The basecalls and truth sequence are aligned to the draft. For the latter, this is performed in chunks.

cd ${WALKTHROUGH}
DRAFT=draft_assm/assm_final.fa
TRUTH=${DATA}/truth.fasta
source ${POMOXIS}
CHUNKSIZE=100000
CALLS2DRAFT=calls2draft
TRUTH2DRAFT=truth2draft

mini_align -P -m -r ${DRAFT} -i ${BASECALLS} -t ${NPROC} -p ${CALLS2DRAFT}
mini_align -c ${CHUNKSIZE} -P -m -r ${DRAFT} -i ${TRUTH} -t ${NPROC} -p ${TRUTH2DRAFT}

These raw alignments must now be converted into features for input into a neural network. To reduce any IO bottlenecks during training, the training data can be written to the HDF5 file in batches using the -\\-batch_size option. The option -\\-read_fraction is used to randomly subsample reads which has the effect of making the resultant model more robust to variations in pileup depth when the model is used to make predictions.

cd ${WALKTHROUGH}
source ${MEDAKA}
REFNAME=utg000001c
TRAINEND=3762624
TRAINFEATURES=train_features.hdf
FRACTION="0.1 1"
BATCHSIZE=200
MODEL_FEAT_OPT=medaka/medaka/data/medaka_model.hdf5
medaka features ${CALLS2DRAFT}.bam ${TRAINFEATURES} --truth ${TRUTH2DRAFT}.bam --threads ${NPROC} --region ${REFNAME}:-${TRAINEND} --batch_size ${BATCHSIZE} --read_fraction ${FRACTION} --chunk_len 1000 --chunk_ovlp 0 --model ${MODEL_FEAT_OPT} --max_label_len 1

Now everything is in place to train a consensus network with medaka train:

cd ${WALKTHROUGH}
source ${MEDAKA}
TRAINNAME=training
medaka train ${TRAINFEATURES} --train_name ${TRAINNAME} --epochs 10

Depending on the compute resources available, this step may take some time. During training, models are regularly checkpointed so that training may be easily resumed if interrupted. At the end of training, we have a number of output models including in particular:

  • model.best.hdf5: model with the best accuracy over the training set
  • model.best.val.hdf5: model with the best accuracy over the validation set

Other ancilliary output are also produced.
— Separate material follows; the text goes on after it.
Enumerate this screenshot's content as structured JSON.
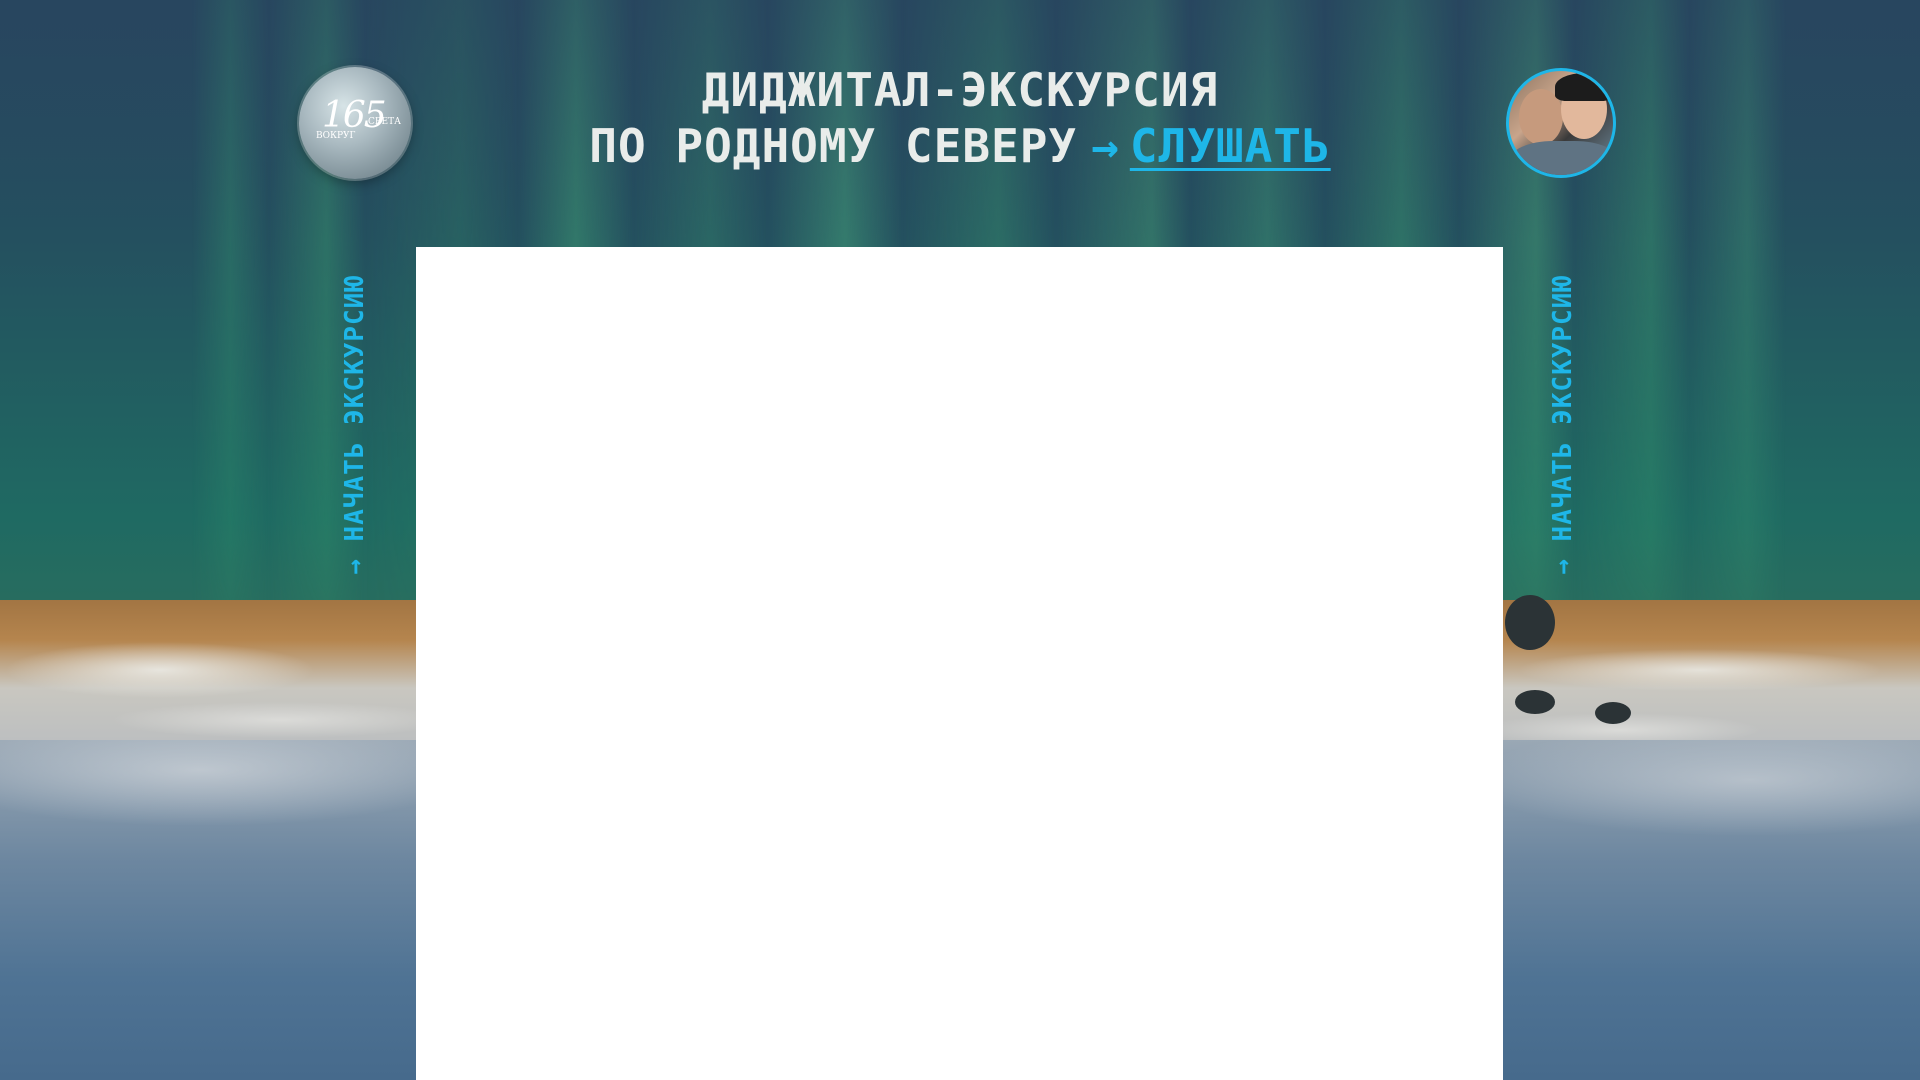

To use a model run medaka_consensus, specifying the full absolute path to the model using the -m option:

cd ${WALKTHROUGH}
source ${MEDAKA}
CONSENSUS=consensus_trained
MODEL=${PWD}/${TRAINNAME}/model.best.val.hdf5
medaka_consensus -i ${BASECALLS} -d ${DRAFT} -o ${CONSENSUS} -t ${NPROC} -m ${MODEL}

Automated training pipeline

With katuali it is now possible to train medaka models starting from folders of fast5s in a single command:

katuali medaka_train_replicates --keep-going

Running the above will

  • basecall all multiple runs of data,
  • align all basecalls to reference sequences,
  • create subsampled sets of basecalls over reference sequences and depths,
  • assemble those sets of basecalls into draft assemblies,
  • create medaka training features for all assemblies,
  • train a medaka in multiple replicates, and
  • evaluate the models on test data.

For further information concerning settig-up adnd running katuali, refer to its documentation.